There is a serious point here. The point of intellectual activity, as I understand it, is to get beneath the superficial rhetoric of a culture, its propaganda, its marketing, not to float on it. We are living through a time when the hamstrung mainstream media are mesmerised by the prospect of turbaned barbarians at the gate; this does not mean our thinkers should be. Even our structurally dissident community largely accept a myth; that fundamentalist Christianity is the power behind the neo-con throne, rather than vice versa.
As a good rule of thumb, any polemic featuring parties stating categorically that the other party is responsible for everything bad is unlikely to be veering toward fact. You are at liberty to love or loathe religion, believe in god or something else entirely; you are not entitled to assume one category of faith unique purely because of its object.
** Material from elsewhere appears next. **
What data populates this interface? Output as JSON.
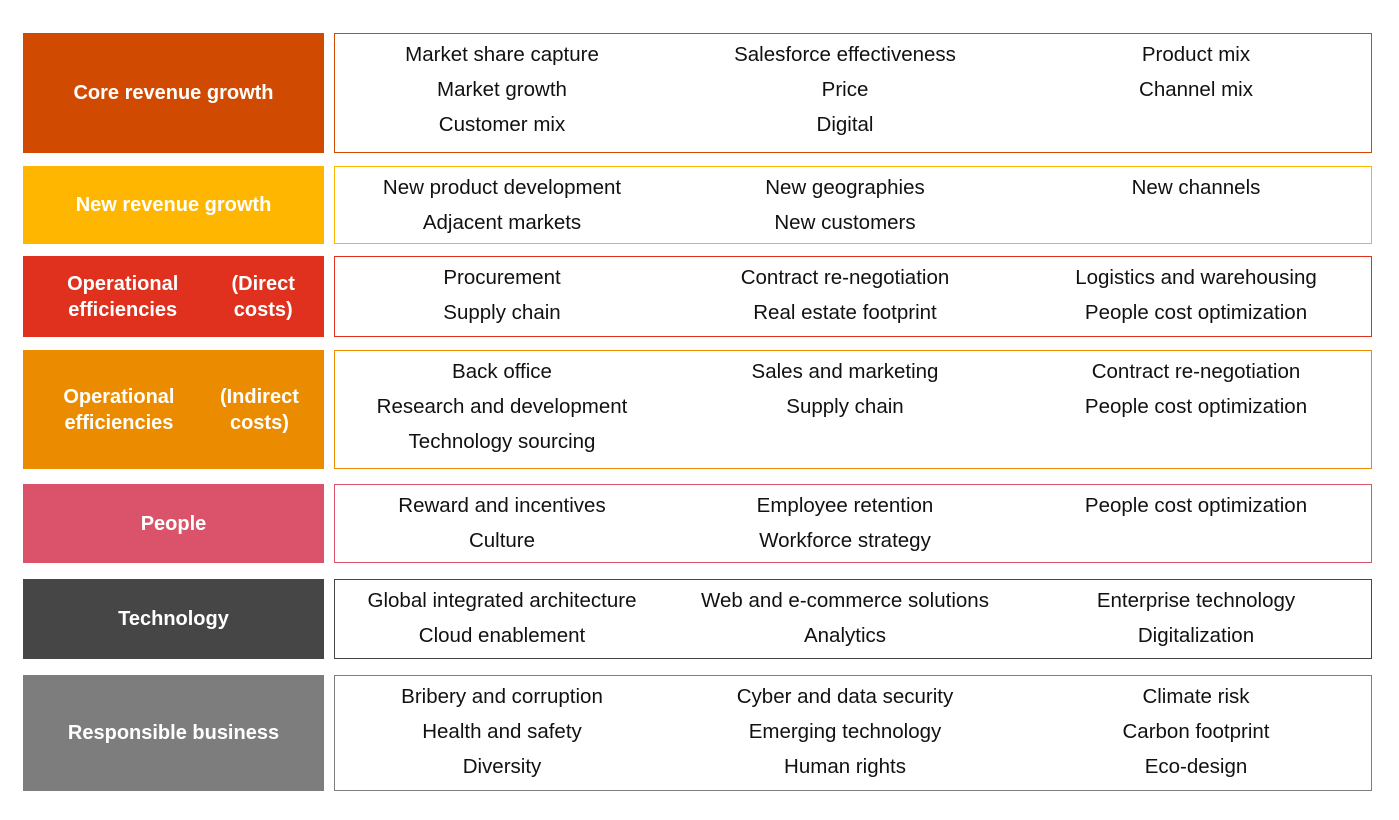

And moving from there to blaming it for the ills of the world (if there’s a god involved in war, poverty and inequality it’s presumably Mammon) is not a leap of logic, or even intuition; it’s a leap of faith.
Were we instead to pay a modicum of attention to the sadly mundane facts of life: that small groups of powerful people decide what large groups of poor people can and should do; that war and conflict, inequality and oppression (domestic and international) are all things done for gain; that we are gullible enough in large enough numbers to go and fight for lies; that this is a characteristic of our culture, as we have invented and developed it; and that religion at its most powerful is merely an appendage of the real power vested in the state and its elite; then we could perhaps add another candidate to John Gray’s adage: religion, like war and smoking, are habits of the poor. Our commentators, naturally, are our betters.
The author has no religious affiliation.